Sachs asked Sellitto, “What’d you and the canvassing teams find out about the vic?”

“Okay,” the detective said, pulling out his notebook, “her name was Jane Levine, thirty-one. Assistant marketing manager for a brokerage firm downtown. No criminal history. She’d been going out with her boyfriend for seven, eight months. He was the guy who reported her missing then found the body. I talked to him for a while but then he lost it. I mean, totally.”

Rhyme noticed Sachs’s abundant lips tighten at this news and he guessed her reaction was how not only the loss but witnessing the horror would affect the man for the rest of his life: that last searing image of his lover dying under such unthinkable circumstances. Rhyme knew that Sachs struggled with the human side of crime — not, as one would think, pushing it away. Rather, she embraced the horror and wanted to keep it raw. She believed it made her a more empathetic and therefore, a better cop.

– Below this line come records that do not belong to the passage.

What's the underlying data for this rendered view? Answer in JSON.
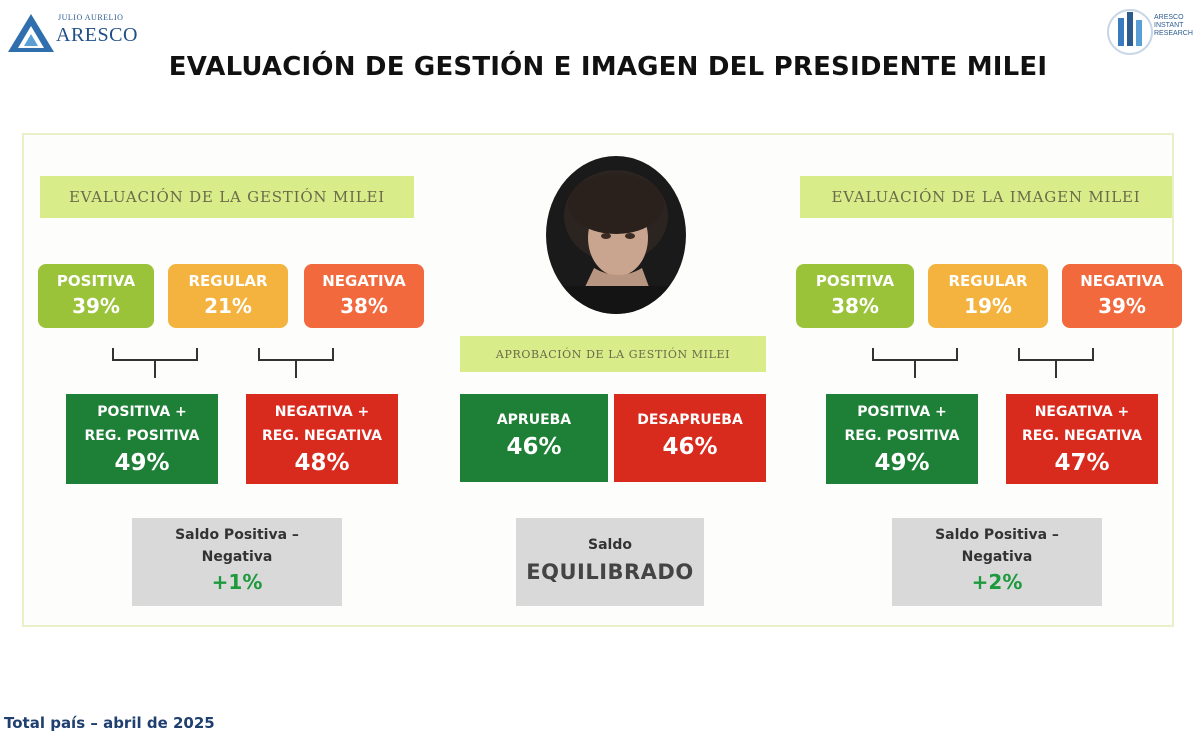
{
  "logos": {
    "left_small": "JULIO AURELIO",
    "left_big": "ARESCO",
    "right_lines": [
      "ARESCO",
      "INSTANT",
      "RESEARCH"
    ]
  },
  "title": "EVALUACIÓN DE GESTIÓN E IMAGEN DEL PRESIDENTE MILEI",
  "gestion": {
    "header": "EVALUACIÓN DE LA GESTIÓN MILEI",
    "positiva": {
      "label": "POSITIVA",
      "value": "39%"
    },
    "regular": {
      "label": "REGULAR",
      "value": "21%"
    },
    "negativa": {
      "label": "NEGATIVA",
      "value": "38%"
    },
    "pos_total": {
      "line1": "POSITIVA +",
      "line2": "REG. POSITIVA",
      "value": "49%"
    },
    "neg_total": {
      "line1": "NEGATIVA +",
      "line2": "REG. NEGATIVA",
      "value": "48%"
    },
    "saldo": {
      "line1": "Saldo Positiva –",
      "line2": "Negativa",
      "value": "+1%"
    }
  },
  "aprobacion": {
    "header": "APROBACIÓN DE LA GESTIÓN MILEI",
    "aprueba": {
      "label": "APRUEBA",
      "value": "46%"
    },
    "desaprueba": {
      "label": "DESAPRUEBA",
      "value": "46%"
    },
    "saldo": {
      "line1": "Saldo",
      "value": "EQUILIBRADO"
    }
  },
  "imagen": {
    "header": "EVALUACIÓN DE LA IMAGEN MILEI",
    "positiva": {
      "label": "POSITIVA",
      "value": "38%"
    },
    "regular": {
      "label": "REGULAR",
      "value": "19%"
    },
    "negativa": {
      "label": "NEGATIVA",
      "value": "39%"
    },
    "pos_total": {
      "line1": "POSITIVA +",
      "line2": "REG. POSITIVA",
      "value": "49%"
    },
    "neg_total": {
      "line1": "NEGATIVA +",
      "line2": "REG. NEGATIVA",
      "value": "47%"
    },
    "saldo": {
      "line1": "Saldo Positiva –",
      "line2": "Negativa",
      "value": "+2%"
    }
  },
  "footer": "Total país – abril de 2025",
  "colors": {
    "positiva_light": "#9bc33a",
    "regular_light": "#f4b33e",
    "negativa_light": "#f1693d",
    "positiva_dark": "#1e7f37",
    "negativa_dark": "#d92a1e",
    "header_green": "#d8ec8a",
    "saldo_gray": "#d9d9d9"
  }
}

Though he took the opposite approach — remaining aloof — this was one of the things he loved her for.

He turned his attention back to Sellitto, who was continuing his discussion. “Now, I checked. He’s alibi’d out, the boyfriend.” Family and acquaintances are the number-one suspects — and the number-one guilty perps — in homicides. Sellitto continued, “He was in Connecticut with his parents last night. He got back in the city about eight this morning and went to her apartment. We data mined him. Wits, tickets and security cams confirm he was there when she died. GPS, too. He’s clean.”

That young crime scene guy asked, “Rape, Detective?”

“Nothing sexual, no. No robbery. She still had her keys, wallet, purse, jewelry.”

Sachs asked, “Any former boyfriends, stalkers?”

“According to the boyfriend and her sister, over the last couple years she went out with one guy from work, one guy from her health club, one guy from church. Real casual. The sister said they all ended okay and there were no hard feelings. Anyway the last one she broke up with was about six months ago just before she met the current guy.”

The detective continued, “No organized crime connection, not surprising, and she wasn’t a whistleblower or witness. I can’t find a motive at all.”

Rhyme didn’t much care for motive. His theory was that why people killed was largely irrelevant. A paranoid schizophrenic could kill someone because he believed that person was part of the advance guard from a planet in Alpha Centauri bent on capturing the world. What got him convicted was his prints on the knife, not his mad thinking.

“Well, that tells us something, right?” Rhyme asked, grimacing. “If there’s no boyfriend-done-it, rapist-done-it, mugger-done-it scenario, I’m thinking it’s a psycho.” He happened to be looking at the young crime scene officer. “Oh, I know they don’t use that word anymore. But it’s a lot more felicitous than ‘individual displaying antisocial personality disorder traits.’ ”

Marko nodded, obviously having no idea what to think about that pronouncement.

It was Sellitto who explained, “What Linc’s saying is that he could be a serial doer. Meaning he’s going to strike again.”

“You think so, sir?” the young man asked.

“If that’s the case it also means he’s picking victims at random. And somewhere in that morass—” a nod toward the mountains of evidence “—is the answer to who the next one’s going to be.”